Reputation: 6025
So my data looks like:
year, y, x1, x2, x3, x4
2009, 0.5, 0.4, 0.4, 0.9
2013, nan, 0.4, 0.5, 0.8
2020, 0.8, 0.39, 0.51, 0.7
The data is year-wise but the interval between each year is not consistent. Value of y depends both on time and the features. But in some cases y is missing which I need the most. Other features can be missing too but mostly they are all there. I have tried imputing data through df.interpolate()
function but values does not fit well in the interval for most of the functions. I have tried ARIMA, LSTM and others but they do not consider input features. I have considered using regression techniques too but they do not incorporate time series nature of the data.
So what is the best approach for this case. i.e.
How to impute Time Series values based on input features?
Upvotes: -1
Views: 1848
Reputation: 579
can use either
y_imputed = df['col'].fillna(method="ffill")
##Rolling Statistics Imputation can preserve the temporal dependencies in the data, which is beneficial for modeling time series
y_imputed = df['col'].fillna(df.Maturity.rolling(window=4, min_periods=1).mean().shift(1))
# linear interpolation method
y_imputed = df['col'].interpolate(method ='linear', limit_direction ='forward')
# Spline Interpolation
y_imputed = df['col'].interpolate(method='spline', limit_direction='forward', order=2)
plt.plot(df['ts'] , y_imputed, 'bo-')
plt.xlabel('ts')
plt.ylabel('res')
plt.show()
see description here
Upvotes: 0
Reputation: 1561
You can make this a regression problem create a target using a lead function. Add a variable which identifies how many [periods_ahead] the target variable is. Then you use periods_ahead
as an input feature into the regression model. The downside here is that you need to also add lagged features or create time differences (target transformations) to make your target stationary manually instead of relying on a time series algorithm.
Upvotes: 1
Reputation: 815
Interesting question, there is no rule or a good answer to your problem...
Seems you would like to predict t+n points starting from t+1, where t is your last known point.
If so, you need to:
It is important to remove unknown target values (y with nans). But doing this you will loose some important information, Therefore one way is to create two models. One for data imputation to fill the unknown values y. The second for forecasting future values of y.
The first model may be represented as an AutoEncoder, where the features represents the current time. In another words, given n features predict y. Where n and y were obtained from the same time t (same row).

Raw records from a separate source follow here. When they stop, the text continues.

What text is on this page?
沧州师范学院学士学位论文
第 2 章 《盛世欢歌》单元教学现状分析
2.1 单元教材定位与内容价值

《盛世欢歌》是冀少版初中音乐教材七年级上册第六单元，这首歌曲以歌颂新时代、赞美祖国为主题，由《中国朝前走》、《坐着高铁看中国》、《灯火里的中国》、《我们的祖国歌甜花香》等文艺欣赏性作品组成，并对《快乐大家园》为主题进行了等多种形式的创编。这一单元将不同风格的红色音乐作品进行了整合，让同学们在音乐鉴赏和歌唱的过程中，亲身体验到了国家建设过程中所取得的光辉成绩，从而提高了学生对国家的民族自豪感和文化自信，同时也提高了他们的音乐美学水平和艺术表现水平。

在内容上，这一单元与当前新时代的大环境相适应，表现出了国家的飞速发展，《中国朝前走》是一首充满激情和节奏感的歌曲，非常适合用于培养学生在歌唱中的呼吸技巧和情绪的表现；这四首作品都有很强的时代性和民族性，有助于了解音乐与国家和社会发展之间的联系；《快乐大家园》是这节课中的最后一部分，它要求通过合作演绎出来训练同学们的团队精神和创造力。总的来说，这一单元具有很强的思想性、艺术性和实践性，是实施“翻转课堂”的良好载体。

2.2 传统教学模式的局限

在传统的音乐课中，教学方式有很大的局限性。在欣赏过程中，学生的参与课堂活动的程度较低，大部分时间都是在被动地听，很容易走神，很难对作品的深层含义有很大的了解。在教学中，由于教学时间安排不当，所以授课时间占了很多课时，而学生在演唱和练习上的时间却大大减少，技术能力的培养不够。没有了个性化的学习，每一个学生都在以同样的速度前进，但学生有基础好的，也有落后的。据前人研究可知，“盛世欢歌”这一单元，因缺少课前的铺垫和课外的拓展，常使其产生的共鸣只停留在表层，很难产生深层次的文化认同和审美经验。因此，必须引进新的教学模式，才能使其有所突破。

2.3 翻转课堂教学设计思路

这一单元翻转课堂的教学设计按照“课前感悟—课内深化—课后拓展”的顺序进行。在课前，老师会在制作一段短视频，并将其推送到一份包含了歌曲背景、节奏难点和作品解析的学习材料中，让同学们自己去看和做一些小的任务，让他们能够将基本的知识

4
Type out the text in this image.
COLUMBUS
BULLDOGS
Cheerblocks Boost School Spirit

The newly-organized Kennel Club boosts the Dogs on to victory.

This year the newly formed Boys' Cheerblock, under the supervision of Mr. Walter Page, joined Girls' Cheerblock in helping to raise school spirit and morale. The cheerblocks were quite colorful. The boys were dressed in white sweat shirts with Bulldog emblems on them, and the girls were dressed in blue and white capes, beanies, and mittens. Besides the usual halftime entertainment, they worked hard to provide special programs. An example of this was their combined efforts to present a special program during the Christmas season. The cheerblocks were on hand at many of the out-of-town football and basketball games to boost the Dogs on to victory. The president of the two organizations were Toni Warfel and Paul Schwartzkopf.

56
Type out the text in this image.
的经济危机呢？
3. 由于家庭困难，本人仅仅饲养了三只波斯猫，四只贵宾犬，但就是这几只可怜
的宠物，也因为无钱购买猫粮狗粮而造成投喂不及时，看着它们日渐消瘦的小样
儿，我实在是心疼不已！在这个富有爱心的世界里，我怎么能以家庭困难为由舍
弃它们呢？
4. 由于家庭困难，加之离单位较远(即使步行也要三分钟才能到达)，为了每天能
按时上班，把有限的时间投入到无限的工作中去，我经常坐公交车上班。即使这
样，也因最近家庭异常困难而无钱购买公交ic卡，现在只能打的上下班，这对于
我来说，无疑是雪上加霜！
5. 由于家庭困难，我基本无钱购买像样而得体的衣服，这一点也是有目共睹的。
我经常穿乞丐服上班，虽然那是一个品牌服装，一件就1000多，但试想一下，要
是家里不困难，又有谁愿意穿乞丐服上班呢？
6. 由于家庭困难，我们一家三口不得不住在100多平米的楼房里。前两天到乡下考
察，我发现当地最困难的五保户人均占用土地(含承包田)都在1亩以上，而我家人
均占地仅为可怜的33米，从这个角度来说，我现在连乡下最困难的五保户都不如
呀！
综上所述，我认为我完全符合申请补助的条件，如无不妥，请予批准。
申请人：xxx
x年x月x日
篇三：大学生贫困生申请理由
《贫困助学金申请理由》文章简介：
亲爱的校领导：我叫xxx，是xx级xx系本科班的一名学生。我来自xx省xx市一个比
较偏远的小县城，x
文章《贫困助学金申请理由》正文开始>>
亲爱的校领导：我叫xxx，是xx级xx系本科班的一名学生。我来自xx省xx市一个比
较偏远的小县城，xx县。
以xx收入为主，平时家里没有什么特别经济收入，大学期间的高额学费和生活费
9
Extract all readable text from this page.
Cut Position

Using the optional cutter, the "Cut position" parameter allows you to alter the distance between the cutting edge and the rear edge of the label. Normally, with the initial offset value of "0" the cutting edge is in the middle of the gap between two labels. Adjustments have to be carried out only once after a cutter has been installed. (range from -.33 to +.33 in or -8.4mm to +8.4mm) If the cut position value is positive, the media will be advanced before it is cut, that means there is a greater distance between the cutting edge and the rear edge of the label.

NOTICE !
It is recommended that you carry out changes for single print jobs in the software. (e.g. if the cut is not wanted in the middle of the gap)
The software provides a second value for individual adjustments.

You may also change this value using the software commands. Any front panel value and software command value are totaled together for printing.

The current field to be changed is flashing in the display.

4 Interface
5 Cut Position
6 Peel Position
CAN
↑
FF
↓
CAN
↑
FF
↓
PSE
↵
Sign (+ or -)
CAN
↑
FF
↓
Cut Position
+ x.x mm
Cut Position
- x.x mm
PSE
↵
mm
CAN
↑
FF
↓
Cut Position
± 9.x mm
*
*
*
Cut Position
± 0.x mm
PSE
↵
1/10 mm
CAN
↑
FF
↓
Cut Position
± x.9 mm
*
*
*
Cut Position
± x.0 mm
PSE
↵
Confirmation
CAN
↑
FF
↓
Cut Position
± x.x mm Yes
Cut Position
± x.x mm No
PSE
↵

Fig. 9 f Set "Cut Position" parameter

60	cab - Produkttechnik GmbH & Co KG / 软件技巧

The second model may predict the future (forecasting), therefore after inputing the missing y values, predict the future t+n, where n exists {1 -> +inf}.
Another good approach to deal with missing values is to create three models instead of two.
The first is the above mentioned to data imputation.
After filling missing target values, use the new matrix to input a second autoencoder.
Use the hidden state of the second AE as input to the third model, this way you may have missing values, and the AE could get a compressed representation of those values using the best to predict the future.
The best architecture varies from problem to problem. For example, in your case you can just drop missing target values and get a good final model.
One adjustment that should be necessary is to input missing feature values, but I would try with missing values before adding some noise. If needed you can add the mean, median, min or max of a rolling window (use rolling method pandas).
Upvotes: 2
Reputation: 98
Did you think about blending both feature-based and time-based approaches? You can, for example, train linear regression on non-missing values and get co-efficients of features for predicting the missing value and then simple/weighted moving average/ARIMA/LSTM etc. for time component. Then assign weights to results from both of them to come up with a prediction that comes from both features and time series.
Upvotes: 1